Crosslinking‐Modulated Hydrogel Piezoionic Senor for Pattern Security Authentication in Human‐Machine Interfaces

Abstract Ionic hydrogels are uniquely suited as force‐sensing layers because of their good biocompatibility and controlled electromechanical properties. The emerging piezoionic effect allows them to sense the position of pressure, but the low response rate limits their applications. Herein, this work focuses on modulating the response time of piezoionic outputs through crosslinking. The underlying mechanism is investigated through the perspective of deformation recovery rate and ion migration behavior in the ionic hydrogels.
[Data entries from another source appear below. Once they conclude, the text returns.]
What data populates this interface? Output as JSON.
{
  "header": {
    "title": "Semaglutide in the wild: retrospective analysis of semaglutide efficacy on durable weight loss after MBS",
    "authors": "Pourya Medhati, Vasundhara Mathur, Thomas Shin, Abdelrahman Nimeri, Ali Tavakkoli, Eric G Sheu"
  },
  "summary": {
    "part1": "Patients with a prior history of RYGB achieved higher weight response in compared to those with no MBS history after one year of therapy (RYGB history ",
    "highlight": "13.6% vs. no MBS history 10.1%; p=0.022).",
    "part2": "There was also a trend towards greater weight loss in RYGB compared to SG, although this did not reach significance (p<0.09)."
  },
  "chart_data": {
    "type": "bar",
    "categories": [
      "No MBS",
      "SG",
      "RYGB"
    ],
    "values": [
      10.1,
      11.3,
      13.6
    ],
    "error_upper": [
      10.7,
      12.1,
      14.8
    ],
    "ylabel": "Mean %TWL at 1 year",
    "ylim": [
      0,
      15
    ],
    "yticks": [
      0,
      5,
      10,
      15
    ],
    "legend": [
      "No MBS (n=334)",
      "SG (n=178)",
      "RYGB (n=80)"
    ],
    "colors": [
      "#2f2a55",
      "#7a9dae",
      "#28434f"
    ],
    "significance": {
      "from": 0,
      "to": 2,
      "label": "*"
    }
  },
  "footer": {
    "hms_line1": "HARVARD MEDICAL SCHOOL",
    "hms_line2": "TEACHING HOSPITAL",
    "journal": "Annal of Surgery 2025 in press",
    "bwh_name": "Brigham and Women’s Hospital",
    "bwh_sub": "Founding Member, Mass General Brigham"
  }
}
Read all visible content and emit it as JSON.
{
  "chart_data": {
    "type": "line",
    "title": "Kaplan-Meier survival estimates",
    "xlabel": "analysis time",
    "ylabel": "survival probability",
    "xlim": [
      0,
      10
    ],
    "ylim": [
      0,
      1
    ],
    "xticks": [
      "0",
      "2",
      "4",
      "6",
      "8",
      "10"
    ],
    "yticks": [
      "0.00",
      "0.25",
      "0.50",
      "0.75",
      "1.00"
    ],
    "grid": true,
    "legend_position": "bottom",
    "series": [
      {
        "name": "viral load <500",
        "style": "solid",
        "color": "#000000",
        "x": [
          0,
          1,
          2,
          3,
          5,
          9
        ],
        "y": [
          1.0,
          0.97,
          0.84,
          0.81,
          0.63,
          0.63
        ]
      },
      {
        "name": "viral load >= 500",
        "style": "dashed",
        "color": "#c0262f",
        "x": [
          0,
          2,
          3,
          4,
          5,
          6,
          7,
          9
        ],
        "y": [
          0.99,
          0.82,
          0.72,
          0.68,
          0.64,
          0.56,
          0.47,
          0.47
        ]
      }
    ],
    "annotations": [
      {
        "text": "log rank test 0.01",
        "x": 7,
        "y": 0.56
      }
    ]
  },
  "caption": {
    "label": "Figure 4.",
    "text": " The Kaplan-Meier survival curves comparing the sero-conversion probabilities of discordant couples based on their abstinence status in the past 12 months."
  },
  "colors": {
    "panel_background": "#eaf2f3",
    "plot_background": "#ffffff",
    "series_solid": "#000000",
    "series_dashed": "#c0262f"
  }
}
As a result, the developed piezoionic sensors are capable of distinguishing static forces in the range of 0.1–5 s while monitoring dynamic force, breaking the limitations of conventional self‐powered pressure sensors that have trouble tracking static forces. Furthermore, by utilizing the piezoionic effect to convert the touch indentation into transverse gradient ionic potential, the constructed piezoionic sensors achieve accurate monitoring of finger pressing position and sliding trajectory. As a proof‐of‐concept, pattern unlocking in security authentication is successfully validated based on the developed piezoionic sensors. This design strategy of modulating ionic tactile sensor by crosslinking is expected to provide a fresh path for the large‐scale flexible human‐machine interfaces.